The billing at Ronnie Scott`s did say that there ought to be a `storm warning` for the Kenny Garrett Quintet. All I can say is wow, wow ,wow!
Although we have seen quite a lot of jazz over the last ten years, the last time that I went to a `proper` jazz club was in New York ,when I was fortunate to see the late great American jazz singer and pianist Shirley Horn at the Blue Note.
I hadn`t been to Ronnie Scott`s before and I loved it. We had a good supper of smoked salmon and steak frites with béarnaise sauce and settled down to the jazz with glass of wine in hand. The place has a great atmosphere, cosy and smart, and the show was a sell-out. The house band; The James Pearson Trio were excellent, and I could have listened to them all night , but when Kenney Garrett walked onto the stage, the room went quiet.
Kenny Garrett (born October 9, 1960) is a Grammy Award-winning American post bop jazz saxophonist and flautist who gained fame in his youth as a member of the Duke Ellington Orchestra and of Miles Davis‘s band. He has since pursued a successful solo career and has been described as “…The most important alto saxophonist of his generation” by Washington City Paper and “…One of the most admired alto saxophonists in jazz after Charlie Parker“ by The New York Times.
He is a stirring alto and soprano saxophonist with a hard-biting sound and compelling, passionate stage presence.( He also had beautiful hands, and we were sitting right at the front by the stage so I could have reached out and touched them.
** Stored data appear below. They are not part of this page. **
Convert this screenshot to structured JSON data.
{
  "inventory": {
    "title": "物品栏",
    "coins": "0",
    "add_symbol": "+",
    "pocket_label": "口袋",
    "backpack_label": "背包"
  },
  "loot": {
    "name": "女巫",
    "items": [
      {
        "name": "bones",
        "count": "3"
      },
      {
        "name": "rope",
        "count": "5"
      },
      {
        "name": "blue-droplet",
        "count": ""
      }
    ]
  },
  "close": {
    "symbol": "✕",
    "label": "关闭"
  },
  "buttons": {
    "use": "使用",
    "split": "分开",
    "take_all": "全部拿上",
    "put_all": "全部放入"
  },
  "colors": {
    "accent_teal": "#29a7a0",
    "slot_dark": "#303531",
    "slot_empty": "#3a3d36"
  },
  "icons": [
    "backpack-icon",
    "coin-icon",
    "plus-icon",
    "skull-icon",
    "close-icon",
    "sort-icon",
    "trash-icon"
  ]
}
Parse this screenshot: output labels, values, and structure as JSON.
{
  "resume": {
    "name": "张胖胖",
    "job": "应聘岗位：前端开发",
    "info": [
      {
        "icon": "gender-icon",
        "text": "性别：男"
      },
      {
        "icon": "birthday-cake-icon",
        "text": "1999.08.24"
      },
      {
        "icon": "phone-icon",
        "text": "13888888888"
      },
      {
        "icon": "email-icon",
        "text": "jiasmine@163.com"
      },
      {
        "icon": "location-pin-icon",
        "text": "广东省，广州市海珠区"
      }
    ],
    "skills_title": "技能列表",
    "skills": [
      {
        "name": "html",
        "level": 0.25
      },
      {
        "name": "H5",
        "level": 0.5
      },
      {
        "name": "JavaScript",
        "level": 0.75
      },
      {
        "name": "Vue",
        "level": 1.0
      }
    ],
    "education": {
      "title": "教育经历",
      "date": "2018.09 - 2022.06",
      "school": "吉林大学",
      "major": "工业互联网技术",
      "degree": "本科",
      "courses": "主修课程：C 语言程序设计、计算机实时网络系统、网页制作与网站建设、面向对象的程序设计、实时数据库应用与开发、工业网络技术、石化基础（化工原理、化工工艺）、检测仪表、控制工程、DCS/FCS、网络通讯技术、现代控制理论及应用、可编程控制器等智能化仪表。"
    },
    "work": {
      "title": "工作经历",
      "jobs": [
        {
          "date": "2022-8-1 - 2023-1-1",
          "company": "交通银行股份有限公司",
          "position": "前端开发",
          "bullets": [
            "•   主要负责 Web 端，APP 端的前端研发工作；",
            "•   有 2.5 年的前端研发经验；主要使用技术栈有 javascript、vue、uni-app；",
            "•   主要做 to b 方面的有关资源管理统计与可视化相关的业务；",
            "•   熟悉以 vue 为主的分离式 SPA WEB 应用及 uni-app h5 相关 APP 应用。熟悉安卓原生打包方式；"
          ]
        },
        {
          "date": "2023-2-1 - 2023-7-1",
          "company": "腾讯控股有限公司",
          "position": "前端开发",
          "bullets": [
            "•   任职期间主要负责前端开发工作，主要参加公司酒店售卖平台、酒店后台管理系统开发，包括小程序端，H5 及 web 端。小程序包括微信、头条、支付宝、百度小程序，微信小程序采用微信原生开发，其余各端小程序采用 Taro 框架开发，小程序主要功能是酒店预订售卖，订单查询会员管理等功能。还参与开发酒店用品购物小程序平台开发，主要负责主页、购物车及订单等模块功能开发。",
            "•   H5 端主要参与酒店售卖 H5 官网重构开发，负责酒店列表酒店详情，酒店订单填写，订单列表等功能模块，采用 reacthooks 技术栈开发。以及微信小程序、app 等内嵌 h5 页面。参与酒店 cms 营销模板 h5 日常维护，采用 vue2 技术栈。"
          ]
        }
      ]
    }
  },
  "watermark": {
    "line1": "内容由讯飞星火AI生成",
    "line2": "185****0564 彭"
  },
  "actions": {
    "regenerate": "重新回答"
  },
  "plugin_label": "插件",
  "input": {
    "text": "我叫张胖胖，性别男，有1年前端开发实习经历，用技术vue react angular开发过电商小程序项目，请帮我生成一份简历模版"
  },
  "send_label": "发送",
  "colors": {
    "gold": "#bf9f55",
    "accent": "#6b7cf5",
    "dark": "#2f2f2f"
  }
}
I didn’t though so don`t worry!) But he is one cool guy in his dark suit and embroidered skull cap, his saxophone is amazing too; studded with rhinestones…
His playing was mind blowing, supported by Vernell Brown on piano, Corcoran Holt on bass , McClenty Hunter on drums and Rudy Bird on percussion ( a long way from my son playing the triangle at prep-school ha ha).
The music very much in the post-Coltrane vein , with Asian and African influences, twists and turns-a stirring muscular alto. I was very aware that I was in the presence of one of the greats. When he started playing it was mesmerising and truly fabulous. I have several of his albums but hearing him live was just amazing.